De même, je n’ai pas vraiment retrouvé l’énergie du montage propre aux films d’Edgar Wright, avec ces inserts quasi psychédéliques et humoristiques, ses personnages qui font des plans sur la comète etc. C’était justement sur ça que je pensais qu’il allait jouer avec la musique, mais non, pas du tout. Il y a beaucoup plus de plans séquences qu’autre chose. Bon, ce sont de très bons plans séquences, mais du coup, le rapport avec la musique est moins évident.

Bref, de ce côté-là, autant vous le dire tout de suite, je ne trouve pas le pari réussi du tout.

Mais qu’à cela ne tienne ! Car en réalité, il y a beaucoup plus dans ce film que ce jeu avec la musique et notamment une histoire plutôt très bien fichue dans son ensemble, avec des personnages très bien construits et très attachants. D’autant que, plus qu’un film humoristique, Edgard Wright a clairement cherché à faire un genre thriller à sa sauce ici et… de fait, ça fonctionne assez bien.

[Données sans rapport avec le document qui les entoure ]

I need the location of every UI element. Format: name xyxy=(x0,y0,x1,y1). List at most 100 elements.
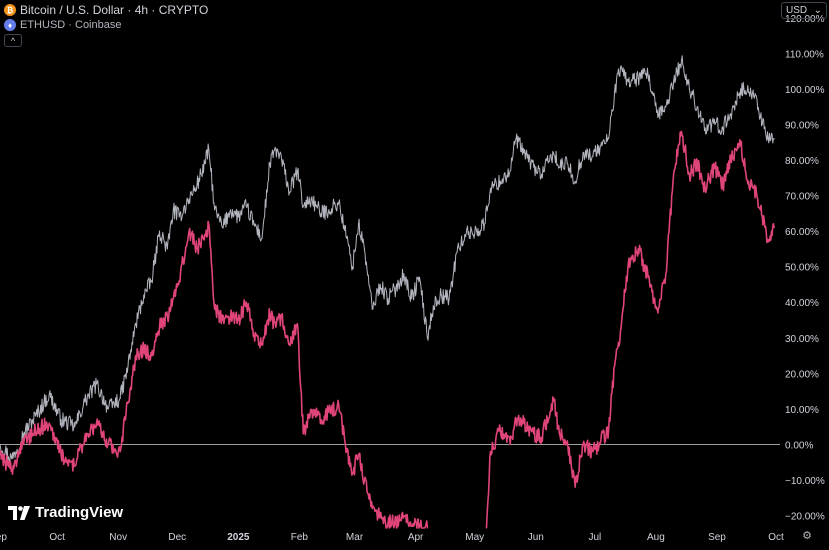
eth-data-point xyxy=(74,465,76,467)
y-tick-label: 120.00% xyxy=(785,14,825,25)
btc-data-point xyxy=(552,152,555,154)
btc-data-point xyxy=(680,59,683,62)
y-tick-label: 50.00% xyxy=(785,263,819,274)
x-axis[interactable]: Sep Oct Nov Dec 2025 Feb Mar Apr May Jun Jul Aug Sep… xyxy=(0,532,784,543)
bitcoin-icon: ₿ xyxy=(4,4,16,16)
eth-data-point xyxy=(338,404,340,406)
y-tick-label: 100.00% xyxy=(785,85,825,96)
eth-data-point xyxy=(34,429,37,431)
btc-data-point xyxy=(245,205,247,207)
eth-data-point xyxy=(95,422,98,424)
btc-data-point xyxy=(11,458,13,460)
btc-data-point xyxy=(253,223,255,225)
btc-data-point xyxy=(338,202,340,204)
btc-data-point xyxy=(119,397,121,399)
eth-data-point xyxy=(48,422,50,424)
tradingview-logo[interactable]: TradingView xyxy=(8,504,123,521)
eth-data-point xyxy=(346,451,348,453)
eth-data-point xyxy=(747,180,750,182)
eth-data-point xyxy=(403,515,405,517)
x-tick-label: Sep xyxy=(0,532,7,543)
legend-main-symbol[interactable]: ₿ Bitcoin / U.S. Dollar · 4h · CRYPTO xyxy=(4,3,208,17)
btc-data-point xyxy=(371,308,373,310)
gear-icon: ⚙ xyxy=(802,529,812,542)
eth-data-point xyxy=(485,527,488,529)
currency-selector[interactable]: USD ⌄ xyxy=(781,2,827,19)
btc-data-point xyxy=(127,365,129,367)
eth-data-point xyxy=(619,330,622,332)
btc-data-point xyxy=(696,106,698,108)
settings-button[interactable]: ⚙ xyxy=(800,528,814,542)
x-tick-label: Feb xyxy=(291,532,309,543)
btc-data-point xyxy=(222,227,224,229)
currency-label: USD xyxy=(786,5,808,16)
eth-data-point xyxy=(722,184,724,186)
btc-data-point xyxy=(592,155,594,157)
eth-data-point xyxy=(637,248,639,250)
eth-data-point xyxy=(558,433,561,435)
btc-data-point xyxy=(747,91,750,93)
btc-data-point xyxy=(566,163,568,165)
btc-data-point xyxy=(208,148,210,150)
eth-data-point xyxy=(541,436,543,438)
compare-symbol-label: ETHUSD · Coinbase xyxy=(20,19,122,31)
btc-data-point xyxy=(214,209,216,211)
btc-data-point xyxy=(288,191,291,193)
eth-data-point xyxy=(328,411,330,413)
eth-data-point xyxy=(302,433,304,435)
btc-data-point xyxy=(483,223,486,225)
eth-data-point xyxy=(188,230,190,232)
btc-data-point xyxy=(627,81,629,83)
btc-data-point xyxy=(328,209,330,211)
btc-data-point xyxy=(229,209,232,211)
btc-data-point xyxy=(23,433,25,435)
y-tick-label: 60.00% xyxy=(785,227,819,238)
x-tick-label: Apr xyxy=(408,532,424,543)
btc-data-point xyxy=(608,138,610,140)
y-tick-label: 10.00% xyxy=(785,405,819,416)
btc-data-point xyxy=(714,123,716,125)
eth-data-point xyxy=(11,468,13,470)
btc-data-point xyxy=(688,88,691,90)
eth-data-point xyxy=(680,131,683,133)
x-tick-label: Oct xyxy=(49,532,65,543)
y-axis[interactable]: 120.00% 110.00% 100.00% 90.00% 80.00% 70.00% 6… xyxy=(785,14,825,523)
eth-data-point xyxy=(222,319,224,321)
eth-data-point xyxy=(261,344,263,346)
btc-data-point xyxy=(395,287,397,289)
btc-data-point xyxy=(761,123,763,125)
eth-data-point xyxy=(673,173,675,175)
eth-data-point xyxy=(761,216,763,218)
btc-data-point xyxy=(196,184,198,186)
eth-data-point xyxy=(229,315,232,317)
eth-data-point xyxy=(704,187,706,189)
btc-data-point xyxy=(448,298,450,300)
eth-data-point xyxy=(627,262,629,264)
btc-data-point xyxy=(237,216,239,218)
x-tick-label: Aug xyxy=(647,532,665,543)
btc-data-point xyxy=(261,237,263,239)
btc-data-point xyxy=(107,408,109,410)
eth-data-point xyxy=(363,479,365,481)
btc-data-point xyxy=(432,305,434,307)
btc-data-point xyxy=(74,426,76,428)
btc-data-point xyxy=(418,276,421,278)
collapse-legend-button[interactable]: ^ xyxy=(4,34,22,47)
tradingview-logo-text: TradingView xyxy=(35,504,124,521)
series-lines xyxy=(0,55,775,529)
btc-data-point xyxy=(296,170,298,172)
eth-data-point xyxy=(773,227,775,229)
btc-data-point xyxy=(403,273,405,275)
btc-data-point xyxy=(558,166,561,168)
eth-data-point xyxy=(158,326,161,328)
btc-data-point xyxy=(204,163,206,165)
x-tick-label: May xyxy=(465,532,484,543)
legend-compare-symbol[interactable]: ♦ ETHUSD · Coinbase xyxy=(4,19,121,31)
btc-data-point xyxy=(275,148,277,150)
btc-data-point xyxy=(172,209,174,211)
btc-data-point xyxy=(352,266,354,268)
btc-data-point xyxy=(302,205,304,207)
eth-data-point xyxy=(767,241,769,243)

De manière générale, j’ai été pris par l’intrigue, les scènes de tension etc.

Je veux dire la relation entre le héros et son père adoptif est vraiment super, le couple qu’il forme avec la serveuse est très mignon, le personnage de Jamie Foxx est vraiment très inquiétant, je me suis même attaché au couple de truands qui les accompagne et Kevin Spacey tient bien son rôle de semi-bâtard. Tout cela fonctionnait donc plutôt très bien, même si l’utilisation de la musique n’était pas aussi impressionnante que je l’avais espéré.

Et puis est arrivé le dernier acte. Et c’est là que, pour moi, le film m’a perdu et ce pour tout un tas de raisons.

Tout d’abord et c’est le plus important : c’est quoi cette scène de fin ridicule ? Nan, sérieusement, depuis quand les scènes les plus impressionnantes d’un film apparaissent au début ou au milieu ? Depuis quand on a décidé que les troisièmes actes seraient des scènes de moindre envergure ? Je veux dire, c’est un principe de base de l’écriture : le film doit toujours aller de l’avant, il doit être de plus en plus gros, de plus en plus impressionnant, de plus en plus fort. Sinon, quel intérêt ?

Parce que là, concrètement, il y a une scène de la mort qui tue en intro, où le personnage fait un millier de trucs trop oufs en quelques secondes… En passant de la ville à l’autoroute, en allant à contre sens, en piégeant les flics, en se servant de son environnement, de la musique etc… Et tout ce build up sur le meilleur chauffeur de malfrat du monde pour finir son film par une baston minable dans un parking précédé par une course poursuite à pied… Sérieusement ? Je veux dire, un film comme ça, qui se prétend être un film « cool », se devait de finir par une énorme course poursuite jamais vue au cinéma. Là, je suis désolé, il y a une nette régression par rapport à ce qui est proposé avant dans le film et je trouve ça presque inadmissible.

Rappelez-vous : votre scène la plus impressionnante doit toujours être la dernière ! Sans quoi, le spectateur risque de sortir déçu, comme c’est mon cas.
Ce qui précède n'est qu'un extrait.